I would like to express condolences to the family of Justice Michael Cheshin who passed away yesterday. I knew him for many years. He was an exceptional man, among Israel’s leading jurists, sharp witted, original, and possessed of vast knowledge, which he certainly proved over the years, even when one did not always agree with him. He maintained his integrity and always spoke from the depth of his heart. He was certainly sensitive and very knowledgeable, two things which came together. I saw him both in his pride and during the great tragedy of his life, the death of his beloved son Shneor. Shneor was married to a friend of our family. I saw Michael struggling with his immense grief. He was very knowledgeable and a great lover of both the Tanakh and the Hebrew language, which he knew inside and out. I think that he is a very great loss to the legal world in Israel.
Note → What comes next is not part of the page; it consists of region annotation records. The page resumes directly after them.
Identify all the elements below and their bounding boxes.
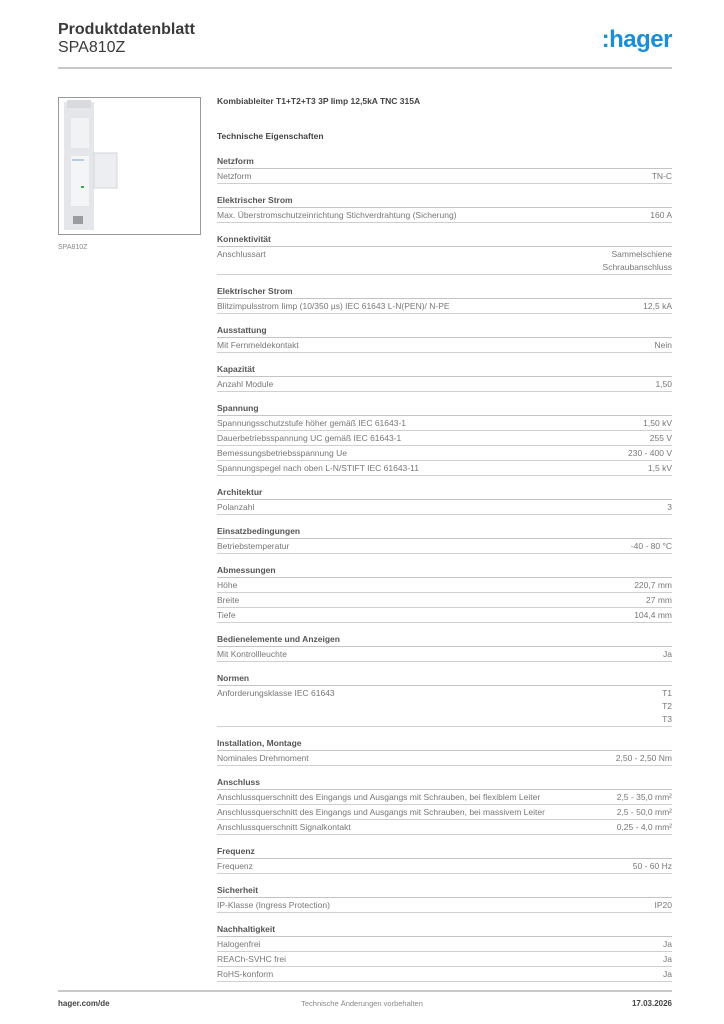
- product-code: SPA810Z: [58, 39, 126, 56]
- spec-label: Anschlussquerschnitt des Eingangs und Ausgangs mit Schrauben, bei massivem Leiter: [217, 807, 545, 817]
- spec-section: [217, 154, 672, 184]
- section-heading: Sicherheit: [217, 883, 672, 898]
- spec-value: 50 - 60 Hz: [632, 861, 672, 871]
- spec-value: 255 V: [649, 433, 672, 443]
- spec-value: 230 - 400 V: [628, 448, 672, 458]
- spec-label: Blitzimpulsstrom Iimp (10/350 µs) IEC 61643 L-N(PEN)/ N-PE: [217, 301, 450, 311]
- spec-label: Höhe: [217, 580, 238, 590]
- section-heading: Kapazität: [217, 362, 672, 377]
- spec-value: Sammelschiene Schraubanschluss: [602, 249, 672, 272]
- spec-label: Spannungsschutzstufe höher gemäß IEC 61643-1: [217, 418, 407, 428]
- spec-label: Anschlussquerschnitt des Eingangs und Ausgangs mit Schrauben, bei flexiblem Leiter: [217, 792, 541, 802]
- spec-row: [217, 859, 672, 874]
- spec-label: Halogenfrei: [217, 939, 261, 949]
- section-heading: Frequenz: [217, 844, 672, 859]
- spec-row: [217, 593, 672, 608]
- spec-row: [217, 937, 672, 952]
- spec-table: [217, 154, 672, 991]
- section-heading: Abmessungen: [217, 563, 672, 578]
- spec-section: [217, 922, 672, 982]
- spec-section: [217, 401, 672, 476]
- spec-label: Mit Fernmeldekontakt: [217, 340, 299, 350]
- section-heading: Nachhaltigkeit: [217, 922, 672, 937]
- image-caption: SPA810Z: [58, 244, 88, 251]
- spec-section: [217, 284, 672, 314]
- spec-row: [217, 446, 672, 461]
- spec-row: [217, 431, 672, 446]
- spec-value: Ja: [663, 969, 672, 979]
- spec-value: 12,5 kA: [643, 301, 672, 311]
- spec-label: Anforderungsklasse IEC 61643: [217, 688, 335, 698]
- footer-notice: Technische Änderungen vorbehalten: [301, 999, 423, 1008]
- spec-label: Anschlussart: [217, 249, 266, 259]
- spec-row: [217, 338, 672, 353]
- spec-row: [217, 247, 672, 275]
- spec-label: IP-Klasse (Ingress Protection): [217, 900, 330, 910]
- document-title: Produktdatenblatt: [58, 21, 195, 38]
- spec-row: [217, 751, 672, 766]
- section-heading: Netzform: [217, 154, 672, 169]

May his memory be blessed.
 
I would like to take this opportunity to say may you, the entire people of Israel, all be inscribed for a good year."
 
2. Pursuant to Article 23 of the 1959 State Service Law (Appointments), the Cabinet decided to appoint Zvi Hefetz as Ambassador to Russia in place of Dorit Golender, who is concluding her duties.
 
 
3. Pursuant to Article 38 of Basic Law: The Government, the Cabinet decided to propose that the Knesset declare a state of emergency for a period of one year, in continuation of the Knesset’s previous declaration, on 8 December 2014, to be valid until 7 December 2015.
 
 
4. The Cabinet decided, in parallel to the continuation of negotiations toward signing a bilateral agreement on the bringing in of foreign workers, to temporarily permit the entry of foreign construction workers from the People’s Republic of China without a bilateral agreement to this end.
 
 
5. The Cabinet set goals for the reduction of greenhouse gas emissions for 2025 (8.8 tons per capita) and 2030 (7.7 tons per capita).
 
 
6. The Cabinet decided to allocate a total of NIS 250 million from the 2015 budget to Arab and Bedouin local/regional councils in order to further reduce budgetary and infrastructure gaps in those communities.
 
 
7. Finance Minister Moshe Kahlon and Finance Ministry Director General Shai Babad briefed ministers on data (growth forecasts, state revenues and the deficit) regarding the 2015-2016 state budget.
 
8. Civil Service Commissioner Moshe Dayan began to brief ministers on the implementation of civil service reforms. Following the subsequent discussion, Prime Minister Netanyahu directed that Prime Minister’s Office Director General Eli Groner solicit – within four weeks – ministers’ proposals for changes and improvements in the civil service, and submit recommendations for Cabinet approval.